A Short Timeline of Tax Law of the USA, Part 1
W. Marc Gilfillan, CPA, NC, individual and business CPA and Tax expert, shares about the history of taxes…
Between 1868 until 1913, almost 90% of the national government’s income was derived from taxes on whiskey and tobacco. During the Civil War there was a brief income tax, but it was not until 1913 that the 16th Amendment permitted Congress to tax incomes “from whatever sources attained.” The first 1040’s were due on March 1, 1914. There wasn’t any money withheld from paychecks and none was sent in with the return. Each taxpayer’s computations were checked by IRS field agents and a bill sent to the taxpayer on June 1st.

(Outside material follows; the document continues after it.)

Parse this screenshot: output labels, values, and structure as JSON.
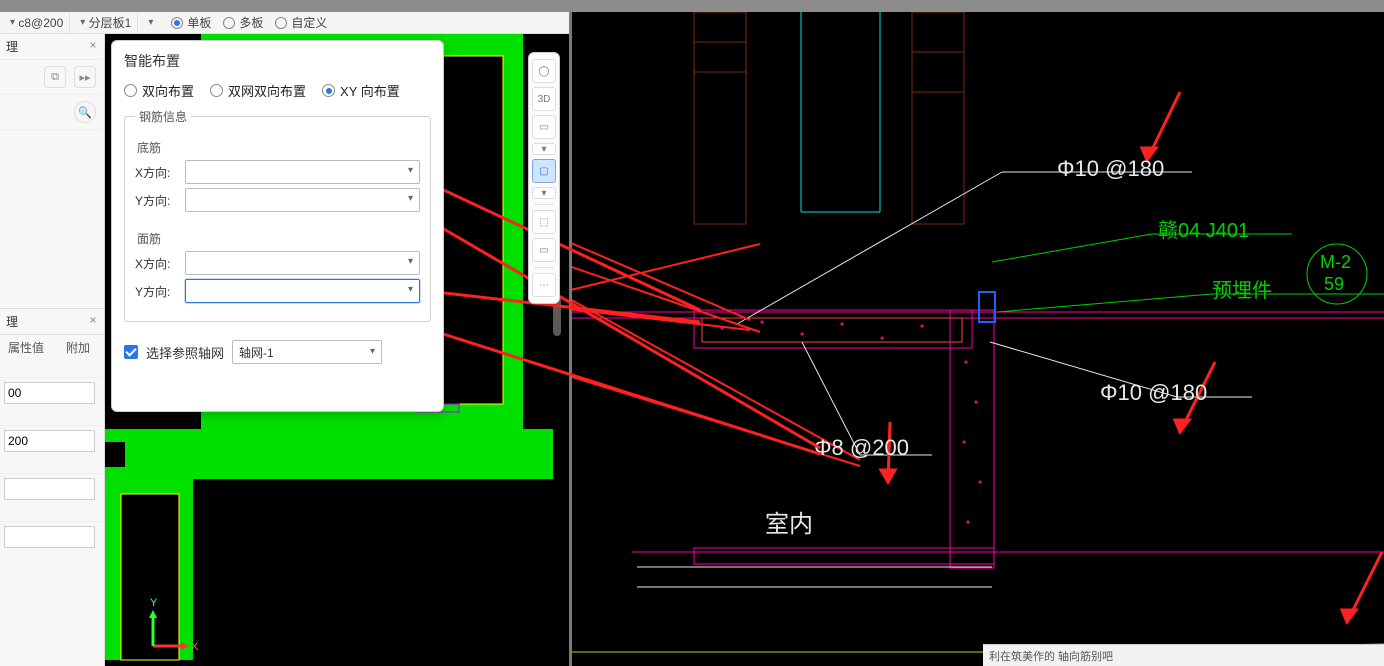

1766 - Leaders of the colonies got together to extinguish British taxes under the Stamp Act. The Stamp Act Congress, which it was named, marked the beginning of the American independence movement and the beginning of the United States.
1782 - The first Congress under the Articles of Confederation met. This Congress didn’t have any ability to tax the people.
1789 - America gave a new Congress taxing powers. Without taxing powers, the first Congress of the U.S. barely lasted seven years before being declared a failure; the 2nd Congress, granted taxing powers, is currently functioning after almost 300 years. If you are feeling the pressure with today’s taxes, call a CPA for Tax Preparation in Raleigh, NC for all your tax-related needs!
1792 - Alexander Hamilton persuades Congress into passing an excise tax on whiskey to increase revenue and steady the increase in drinking. In the western frontier alcohol was the traditional mode of exchange, and the twenty-five percent tax was a bit difficult to deal with. By 1794 the area was in open revolt. The forerunner of the Internal Revenue Service was spawned to enforce the tax. Go here if you want help from a modern-day CPA firm in Raleigh, NC.
1832 - The national debt that remained after the Revolutionary War and the War of 1812 is paid off. The South does not see any reason to continue high import taxes that increase prices for Southern consumers and promote industrial monopolies in the North.
1850 - John C. Calhoun of South Carolina warns Congress that the South could leave the Union because heavy taxation of the South increased funds that were spent in the North, creating a massive change in money from the South to the North.